A photo showing people in Florence celebrating at the sight of a truck carrying art treasures that were taken away by German soldiers during World War II
Residents of Florence rejoice upon the return of artistic treasures from BolsanoImage: U. S. National Archives, Maryland/MSB Matthes & Seitz Berlin

The skillful showcasing of pictures of seized cultural goods is another important point the editors have pursued: Which motives are used and how are they interpreted? Victory is a recurring theme, be it Rome's plunder of ancient Greece, the Napoleonic conquests or colonial raids, the destruction under the Nazis or the restitution of cultural artifacts, such as the celebrated return of Florentine art treasures by Allied troops after World War II, illustrated in the picture above.

Another important point is that according to their location, objects can be used for further enrichment processes, explains Merten Lagatz. The historian uses the example of La Nature, a popular French science magazine in French, showing photos of an academic studying objects that have recently landed in the museum.
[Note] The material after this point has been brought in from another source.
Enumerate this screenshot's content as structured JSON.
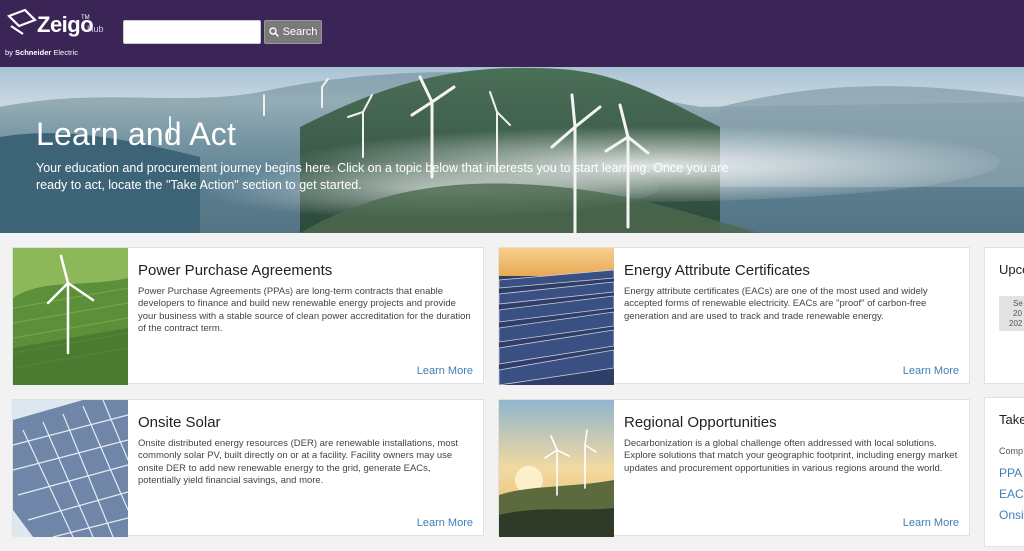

By portraying himself as the collecting expert, he can demonstrate his superior authority, while the society where these objects came from no longer had access to them.

A sketch showing the statues of the kings of Dahome, presently in the Ethnographic Museum of the Trocadero in Paris
In 2020, France announced it would give back these bronze statues to NigeriaImage: Cnum – Conservatoire numérique des Arts et Métiers, Paris/MSB Matthes & Seitz Berlin

The editors of the work view the recent developments and discussions surrounding the restitution of colonial works as a positive step. "We are happy that museums are not understood as a kind of dead storehouse of objects or similar," says Robert Skwirblies. With the book, the editors want to show that debates about the ownership of cultural goods were always present and that it is important to continue having them.

 

This article was translated from German.